Each task in a DAG is a single step, and the DAG ensures tasks run only when their prerequisites are complete. The 'Directed' part means tasks flow in one direction, and 'Acyclic' means there are no loops, so the workflow doesn’t get stuck repeating steps forever.

💻

Example

This example shows a simple DAG with two tasks where the second task runs after the first finishes.
python
from airflow import DAG
from airflow.operators.python import PythonOperator
from datetime import datetime

def task_one():
    print('Task one is running')

def task_two():
    print('Task two is running')

defining_dag = DAG(
    'simple_dag',
    start_date=datetime(2024, 1, 1),
    schedule_interval='@daily'
)

t1 = PythonOperator(
    task_id='task_one',
    python_callable=task_one,
    dag=defining_dag
)

t2 = PythonOperator(
    task_id='task_two',
    python_callable=task_two,
    dag=defining_dag
)

t1 >> t2
Output
Task one is running Task two is running
🎯

When to Use

Use a DAG in Airflow when you need to automate and manage workflows that have multiple steps with dependencies. For example, data pipelines that extract data, transform it, and then load it into a database are perfect for DAGs.

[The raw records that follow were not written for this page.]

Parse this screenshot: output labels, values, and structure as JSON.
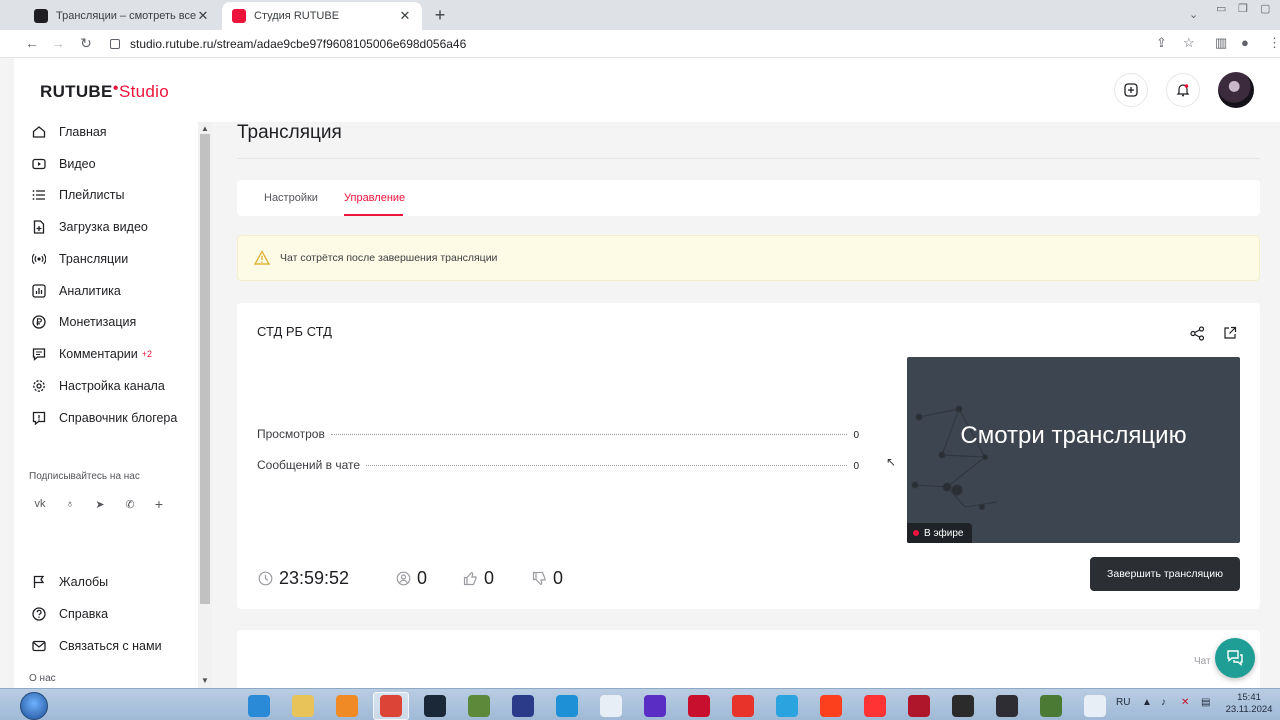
{
  "browser": {
    "tabs": [
      {
        "title": "Трансляции – смотреть все вид",
        "active": false,
        "favicon_color": "#1f1f23"
      },
      {
        "title": "Студия RUTUBE",
        "active": true,
        "favicon_color": "#ed143b"
      }
    ],
    "url": "studio.rutube.ru/stream/adae9cbe97f9608105006e698d056a46"
  },
  "header": {
    "logo_main": "RUTUBE",
    "logo_studio": "Studio"
  },
  "sidebar": {
    "items": [
      {
        "label": "Главная",
        "icon": "home-icon"
      },
      {
        "label": "Видео",
        "icon": "video-icon"
      },
      {
        "label": "Плейлисты",
        "icon": "playlist-icon"
      },
      {
        "label": "Загрузка видео",
        "icon": "upload-icon"
      },
      {
        "label": "Трансляции",
        "icon": "broadcast-icon"
      },
      {
        "label": "Аналитика",
        "icon": "analytics-icon"
      },
      {
        "label": "Монетизация",
        "icon": "ruble-icon"
      },
      {
        "label": "Комментарии",
        "icon": "comment-icon",
        "badge": "+2"
      },
      {
        "label": "Настройка канала",
        "icon": "gear-icon"
      },
      {
        "label": "Справочник блогера",
        "icon": "info-icon"
      }
    ],
    "subscribe_label": "Подписывайтесь на нас",
    "social": [
      "vk-icon",
      "ok-icon",
      "telegram-icon",
      "viber-icon",
      "plus-icon"
    ],
    "bottom_items": [
      {
        "label": "Жалобы",
        "icon": "flag-icon"
      },
      {
        "label": "Справка",
        "icon": "help-icon"
      },
      {
        "label": "Связаться с нами",
        "icon": "mail-icon"
      }
    ],
    "about_label": "О нас"
  },
  "main": {
    "title": "Трансляция",
    "tabs": [
      {
        "label": "Настройки",
        "active": false
      },
      {
        "label": "Управление",
        "active": true
      }
    ],
    "warning": "Чат сотрётся после завершения трансляции",
    "stream": {
      "name": "СТД РБ СТД",
      "stats": [
        {
          "label": "Просмотров",
          "value": "0"
        },
        {
          "label": "Сообщений в чате",
          "value": "0"
        }
      ],
      "preview_text": "Смотри трансляцию",
      "live_label": "В эфире",
      "duration": "23:59:52",
      "viewers": "0",
      "likes": "0",
      "dislikes": "0",
      "end_button": "Завершить трансляцию"
    },
    "chat_label": "Чат"
  },
  "taskbar": {
    "lang": "RU",
    "time": "15:41",
    "date": "23.11.2024",
    "apps": [
      {
        "name": "ie-icon",
        "color": "#2a8ad8"
      },
      {
        "name": "explorer-icon",
        "color": "#e8c35a"
      },
      {
        "name": "media-player-icon",
        "color": "#f08a24"
      },
      {
        "name": "chrome-icon",
        "color": "#db4437",
        "active": true
      },
      {
        "name": "steam-icon",
        "color": "#1b2838"
      },
      {
        "name": "minecraft-icon",
        "color": "#5c8a3a"
      },
      {
        "name": "app-icon",
        "color": "#2c3a8a"
      },
      {
        "name": "app-blue-icon",
        "color": "#1e90d6"
      },
      {
        "name": "app-white-icon",
        "color": "#e8eef5"
      },
      {
        "name": "app-purple-icon",
        "color": "#5a2ec4"
      },
      {
        "name": "recorder-icon",
        "color": "#c8102e"
      },
      {
        "name": "wps-icon",
        "color": "#e8332a"
      },
      {
        "name": "telegram-icon",
        "color": "#2aa3de"
      },
      {
        "name": "yandex-icon",
        "color": "#fc3f1d"
      },
      {
        "name": "yandex-browser-icon",
        "color": "#ff3333"
      },
      {
        "name": "game-icon",
        "color": "#b0162b"
      },
      {
        "name": "app-2-icon",
        "color": "#2b2b2b"
      },
      {
        "name": "obs-icon",
        "color": "#2d2d33"
      },
      {
        "name": "minecraft-2-icon",
        "color": "#4b7a34"
      },
      {
        "name": "pen-icon",
        "color": "#e8eef5"
      }
    ]
  }
}
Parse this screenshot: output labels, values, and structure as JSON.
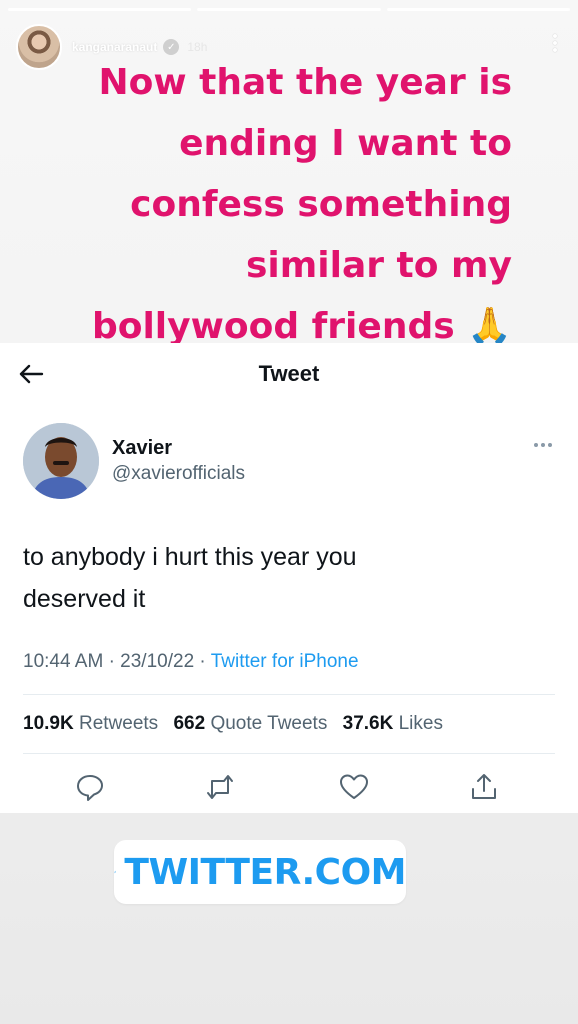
{
  "story": {
    "username": "kanganaranaut",
    "time": "18h",
    "progress_segments": 3,
    "caption_lines": [
      "Now that the year is",
      "ending I want to",
      "confess something",
      "similar to my",
      "bollywood friends 🙏"
    ],
    "caption_color": "#e0136d"
  },
  "tweet": {
    "topbar_title": "Tweet",
    "author_name": "Xavier",
    "author_handle": "@xavierofficials",
    "text_line1": "to anybody i hurt this year you",
    "text_line2": "deserved it",
    "time": "10:44 AM",
    "date": "23/10/22",
    "source": "Twitter for iPhone",
    "retweets_count": "10.9K",
    "retweets_label": "Retweets",
    "quotes_count": "662",
    "quotes_label": "Quote Tweets",
    "likes_count": "37.6K",
    "likes_label": "Likes",
    "accent_color": "#1d9bf0"
  },
  "link_sticker": {
    "label": "TWITTER.COM"
  },
  "icons": {
    "back": "back-arrow-icon",
    "reply": "reply-icon",
    "retweet": "retweet-icon",
    "like": "heart-icon",
    "share": "share-icon",
    "link": "link-icon"
  }
}
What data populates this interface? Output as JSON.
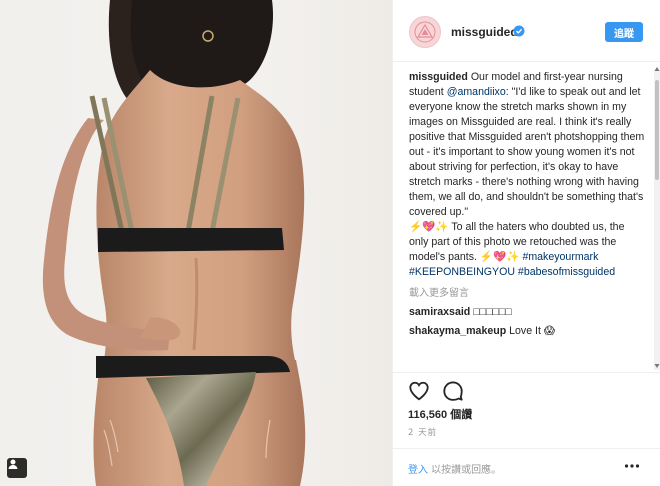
{
  "header": {
    "username": "missguided",
    "follow_label": "追蹤"
  },
  "post": {
    "caption_user": "missguided",
    "caption_pre": " Our model and first-year nursing student ",
    "caption_mention": "@amandiixo",
    "caption_body": ": \"I'd like to speak out and let everyone know the stretch marks shown in my images on Missguided are real. I think it's really positive that Missguided aren't photshopping them out - it's important to show young women it's not about striving for perfection, it's okay to have stretch marks - there's nothing wrong with having them, we all do, and shouldn't be something that's covered up.\"\n⚡️💖✨ To all the haters who doubted us, the only part of this photo we retouched was the model's pants. ⚡️💖✨ ",
    "hashtags": [
      "#makeyourmark",
      "#KEEPONBEINGYOU",
      "#babesofmissguided"
    ],
    "load_more": "載入更多留言",
    "comments": [
      {
        "user": "samiraxsaid",
        "text": "□□□□□□"
      },
      {
        "user": "shakayma_makeup",
        "text": "Love It 😱"
      }
    ],
    "views": "116,560 個讚",
    "time": "2 天前"
  },
  "footer": {
    "login_link": "登入",
    "login_rest": " 以按讚或回應。"
  },
  "icons": {
    "like": "heart-icon",
    "comment": "speech-bubble-icon",
    "more": "more-dots-icon",
    "verified": "verified-badge-icon",
    "tag": "user-tag-icon",
    "avatar": "missguided-triangle-logo"
  },
  "colors": {
    "follow_button": "#3897f0",
    "link": "#003569",
    "muted": "#999999",
    "avatar_bg": "#f7d6d8"
  }
}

DAGs help ensure tasks run in the right order, handle retries if something fails, and provide clear visibility into workflow status. They are ideal for scheduling jobs that must run regularly, like daily reports or backups.

Key Points

  • A DAG defines the workflow structure and task order in Airflow.
  • Tasks run based on dependencies, ensuring correct sequence.
  • DAGs prevent loops to avoid infinite task execution.
  • They are used to automate complex workflows reliably.

Key Takeaways

A DAG in Airflow is a set of tasks with defined order and dependencies.
It ensures tasks run in sequence without loops, automating workflows.
Use DAGs to manage and schedule complex, multi-step processes.
DAGs improve reliability and visibility of automated jobs.